For more than twenty years, students have found inspiration and opened their minds to new possibilities through literary, performing, visual and culinary arts programs offered by ASAP!. Begun as a local effort in rural communities in the Litchfield Hills, ASAP! now reaches more than 9,000 children from 100 Connecticut towns each year. Bridging arts and academics, ASAP!’s Metamorphosis Project brings learning to the world beyond the classroom, engrossing students in creative exploration with science, math, visual arts, social studies, and ethics, and encouraging students to find a deeper understanding of nature and themselves along the way.

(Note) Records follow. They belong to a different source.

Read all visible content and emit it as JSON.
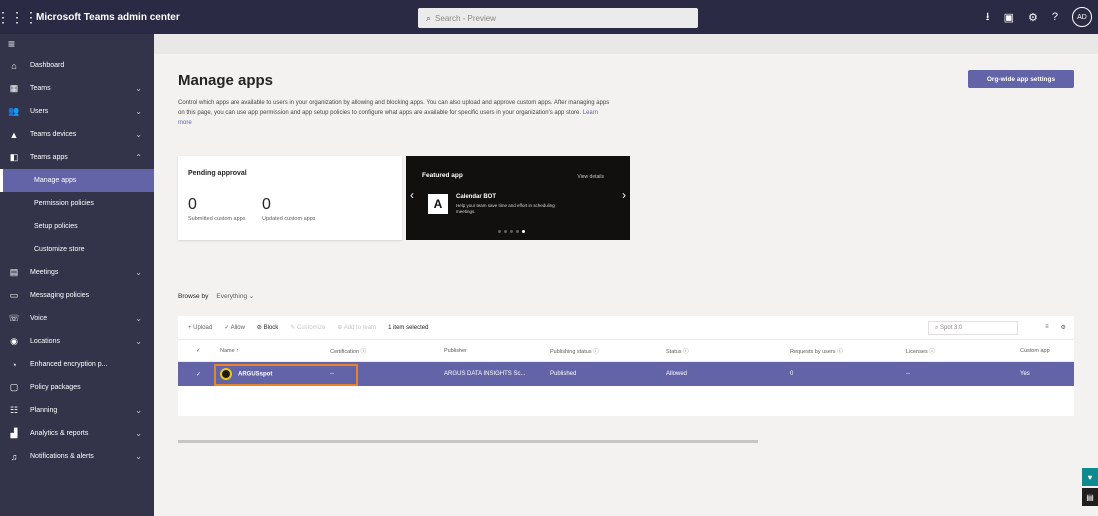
{
  "topbar": {
    "title": "Microsoft Teams admin center",
    "search_placeholder": "Search - Preview",
    "avatar_initials": "AD"
  },
  "sidebar": {
    "items": [
      {
        "label": "Dashboard",
        "icon": "home-icon"
      },
      {
        "label": "Teams",
        "icon": "teams-icon",
        "chevron": true
      },
      {
        "label": "Users",
        "icon": "users-icon",
        "chevron": true
      },
      {
        "label": "Teams devices",
        "icon": "devices-icon",
        "chevron": true
      },
      {
        "label": "Teams apps",
        "icon": "apps-icon",
        "chevron": true,
        "expanded": true
      }
    ],
    "subitems": [
      {
        "label": "Manage apps",
        "active": true
      },
      {
        "label": "Permission policies"
      },
      {
        "label": "Setup policies"
      },
      {
        "label": "Customize store"
      }
    ],
    "items_after": [
      {
        "label": "Meetings",
        "icon": "meetings-icon",
        "chevron": true
      },
      {
        "label": "Messaging policies",
        "icon": "messaging-icon"
      },
      {
        "label": "Voice",
        "icon": "voice-icon",
        "chevron": true
      },
      {
        "label": "Locations",
        "icon": "locations-icon",
        "chevron": true
      },
      {
        "label": "Enhanced encryption p...",
        "icon": "encryption-icon"
      },
      {
        "label": "Policy packages",
        "icon": "policy-icon"
      },
      {
        "label": "Planning",
        "icon": "planning-icon",
        "chevron": true
      },
      {
        "label": "Analytics & reports",
        "icon": "analytics-icon",
        "chevron": true
      },
      {
        "label": "Notifications & alerts",
        "icon": "notifications-icon",
        "chevron": true
      }
    ]
  },
  "main": {
    "title": "Manage apps",
    "org_button": "Org-wide app settings",
    "description": "Control which apps are available to users in your organization by allowing and blocking apps. You can also upload and approve custom apps. After managing apps on this page, you can use app permission and app setup policies to configure what apps are available for specific users in your organization's app store.",
    "learn_more": "Learn more",
    "pending": {
      "title": "Pending approval",
      "submitted_count": "0",
      "submitted_label": "Submitted custom apps",
      "updated_count": "0",
      "updated_label": "Updated custom apps"
    },
    "featured": {
      "title": "Featured app",
      "view_details": "View details",
      "app_name": "Calendar BOT",
      "app_desc": "Help your team save time and effort in scheduling meetings.",
      "logo_letter": "A"
    },
    "browse": {
      "label": "Browse by",
      "value": "Everything"
    },
    "toolbar": {
      "upload": "+ Upload",
      "allow": "Allow",
      "block": "Block",
      "customize": "Customize",
      "add_to_team": "Add to team",
      "selected": "1 item selected",
      "search_placeholder": "Spot 3.0"
    },
    "table": {
      "headers": [
        "Name",
        "Certification",
        "Publisher",
        "Publishing status",
        "Status",
        "Requests by users",
        "Licenses",
        "Custom app"
      ],
      "row": {
        "name": "ARGUSspot",
        "certification": "--",
        "publisher": "ARGUS DATA INSIGHTS Sc...",
        "publishing_status": "Published",
        "status": "Allowed",
        "requests": "0",
        "licenses": "--",
        "custom_app": "Yes"
      }
    }
  },
  "colors": {
    "topbar": "#2b2a45",
    "sidebar": "#33344a",
    "accent": "#6264a7",
    "highlight": "#e8822c"
  }
}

Offered to students in the third through sixth grades at Children’s Community School in Waterbury with support from a Connecticut Community Foundation grant, the program brings students outside to explore stream ecology and forest life. “We take the kids out in the field where they stock the rivers with fish. They measure the health of the stream by collecting data that the Weantinoge Heritage Land Trust actually uses [to] record the health of the stream,” explains JoAnne Torti, Executive Director of ASAP!. “They take this knowledge and then they bring it back to the classroom to work with our teaching artists and develop creative projects that reflect their experience in the field.”

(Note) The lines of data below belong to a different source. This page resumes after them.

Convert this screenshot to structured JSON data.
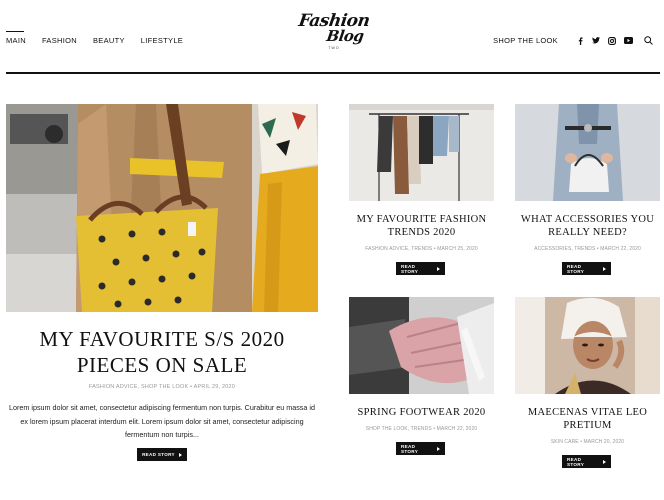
{
  "nav": {
    "items": [
      {
        "label": "MAIN",
        "active": true
      },
      {
        "label": "FASHION"
      },
      {
        "label": "BEAUTY"
      },
      {
        "label": "LIFESTYLE"
      }
    ],
    "shop_label": "SHOP THE LOOK",
    "social_icons": [
      "facebook-icon",
      "twitter-icon",
      "instagram-icon",
      "youtube-icon"
    ],
    "search_icon": "search-icon"
  },
  "logo": {
    "line1": "Fashion",
    "line2": "Blog",
    "sub": "TWO"
  },
  "featured": {
    "title_line1": "MY FAVOURITE S/S 2020",
    "title_line2": "PIECES ON SALE",
    "meta": "FASHION ADVICE, SHOP THE LOOK  •  APRIL 29, 2020",
    "excerpt": "Lorem ipsum dolor sit amet, consectetur adipiscing fermentum non turpis. Curabitur eu massa id ex lorem ipsum placerat interdum elit. Lorem ipsum dolor sit amet, consectetur adipiscing fermentum non turpis...",
    "button": "READ STORY"
  },
  "posts": [
    {
      "title_line1": "MY FAVOURITE FASHION",
      "title_line2": "TRENDS 2020",
      "meta": "FASHION ADVICE, TRENDS  •  MARCH 25, 2020",
      "button": "READ STORY"
    },
    {
      "title_line1": "WHAT ACCESSORIES YOU",
      "title_line2": "REALLY NEED?",
      "meta": "ACCESSORIES, TRENDS  •  MARCH 22, 2020",
      "button": "READ STORY"
    },
    {
      "title_line1": "SPRING FOOTWEAR 2020",
      "title_line2": "",
      "meta": "SHOP THE LOOK, TRENDS  •  MARCH 22, 2020",
      "button": "READ STORY"
    },
    {
      "title_line1": "MAECENAS VITAE LEO",
      "title_line2": "PRETIUM",
      "meta": "SKIN CARE  •  MARCH 20, 2020",
      "button": "READ STORY"
    }
  ]
}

From their observations, students create drawings, maps, and visual depictions of the interconnectedness of plants and animals within an ecosystem. Grade-specific projects integrating art, design, and engineering consider not only the science of nature, but the connections between humans and the natural world. To cap the program, students share their findings at a large expo for the school community.

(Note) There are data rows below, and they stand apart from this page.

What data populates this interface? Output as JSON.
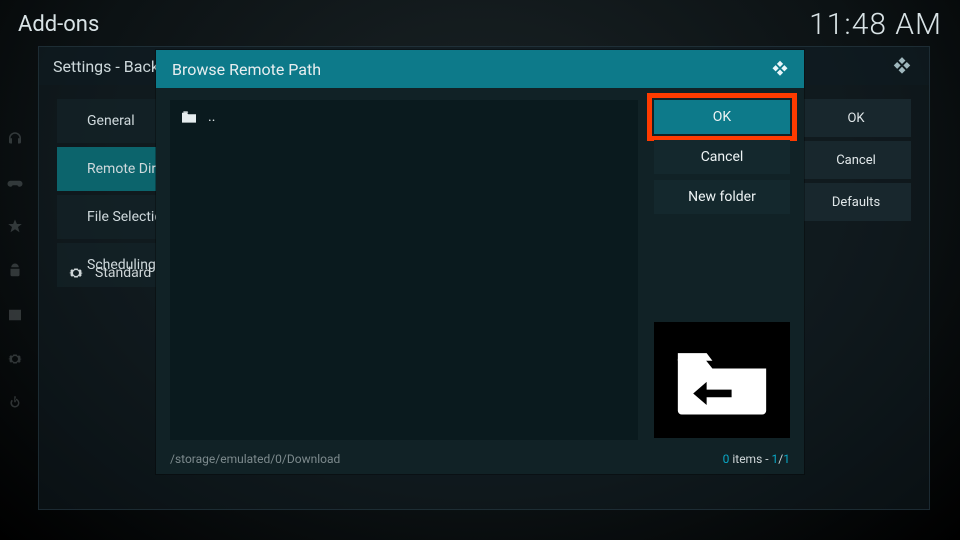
{
  "top": {
    "title": "Add-ons",
    "time": "11:48 AM"
  },
  "card": {
    "title": "Settings - Backup",
    "tabs": [
      "General",
      "Remote Dir",
      "File Selection",
      "Scheduling"
    ],
    "selected_index": 1,
    "level": "Standard",
    "buttons": {
      "ok": "OK",
      "cancel": "Cancel",
      "defaults": "Defaults"
    }
  },
  "dialog": {
    "title": "Browse Remote Path",
    "list": [
      {
        "icon": "folder-up",
        "label": ".."
      }
    ],
    "actions": {
      "ok": "OK",
      "cancel": "Cancel",
      "newfolder": "New folder"
    },
    "path": "/storage/emulated/0/Download",
    "items_count": 0,
    "page_cur": 1,
    "page_total": 1
  }
}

Metamorphosis Project invites students to explore and express their own interests and emotions, alongside the academic content. “It’s messy. We’re messy,” Torti said. “But there’s organization in the chaos . . . so we invite all of that. We don’t say leave your emotions out the door. We say bring everything into the classroom because this is how we’re going to work.” With that approach, Metamorphosis Project fosters not only the students’ educational growth, but their personal growth as well. In the words of a student who participated in the program over several years, “I learned to look at the world from a touchpoint of creativity and realized that that spark is what really helped me progress.”